I lift my right fist, stretch my index and middle finger and spit on the floor to sign the holiest oath I know. Katja is satisfied. "Okay. Let's go. Stay close and don't make a sound."
She walks to the other side of the roof, the sharp heels of her shoes leaving little marks on the warm black tar surface. At the other end of the roof, there are three chimneys next to a little fuse box with a metal door. With a hairpin from her purse, she works on the lock. Curious, we come closer, to see what's inside. We know what's inside: the phone connections of the hotel. We can see the sign of the phone company on the door. The lock doesn't open easily, perhaps because Katja is a little distracted. Instead of concentrating fully on the lock picking, she starts to talk to me: "Ever since Yogi Votsor entered the room, I thought there was something familiar, like I've seen him before."
"He has been on TV several times. He's quite famous."
"I wasn't referring to that. I had the idea that he looked like someone I know, but I couldn't make the connection. When we entered the lift and I saw his face from the side, in the mirror, I finally realised. He looks like that film star…"

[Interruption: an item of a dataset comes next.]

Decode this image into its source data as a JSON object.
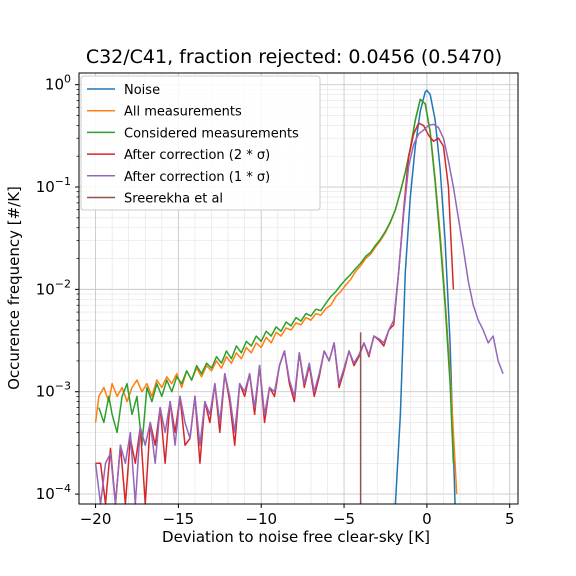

I can't follow this woman. She's picking a lock on the roof of a hotel and suddenly she starts to talk about a film star. Katja opens the door, keeping her perfect body between the fuse box and our curious eyes while she takes out what's hidden inside, stands up, turns and shows us what she kept in the fuse box: two loaded Smith & Wesson .500 Magnum revolvers. We are invited to have a close look at them, very close indeed, because Katja puts the barrels between our eyes when she finishes her sentence: "… The Yogi looks like Matt Damon, just like a man I met yesterday evening, the assistant of Mister Nikolai. I forgot his name, he didn't make much of an impression, but he also looked like Matt Damon. Do you have any last words to say in backwards Russian before I shoot you, dear Yogi?"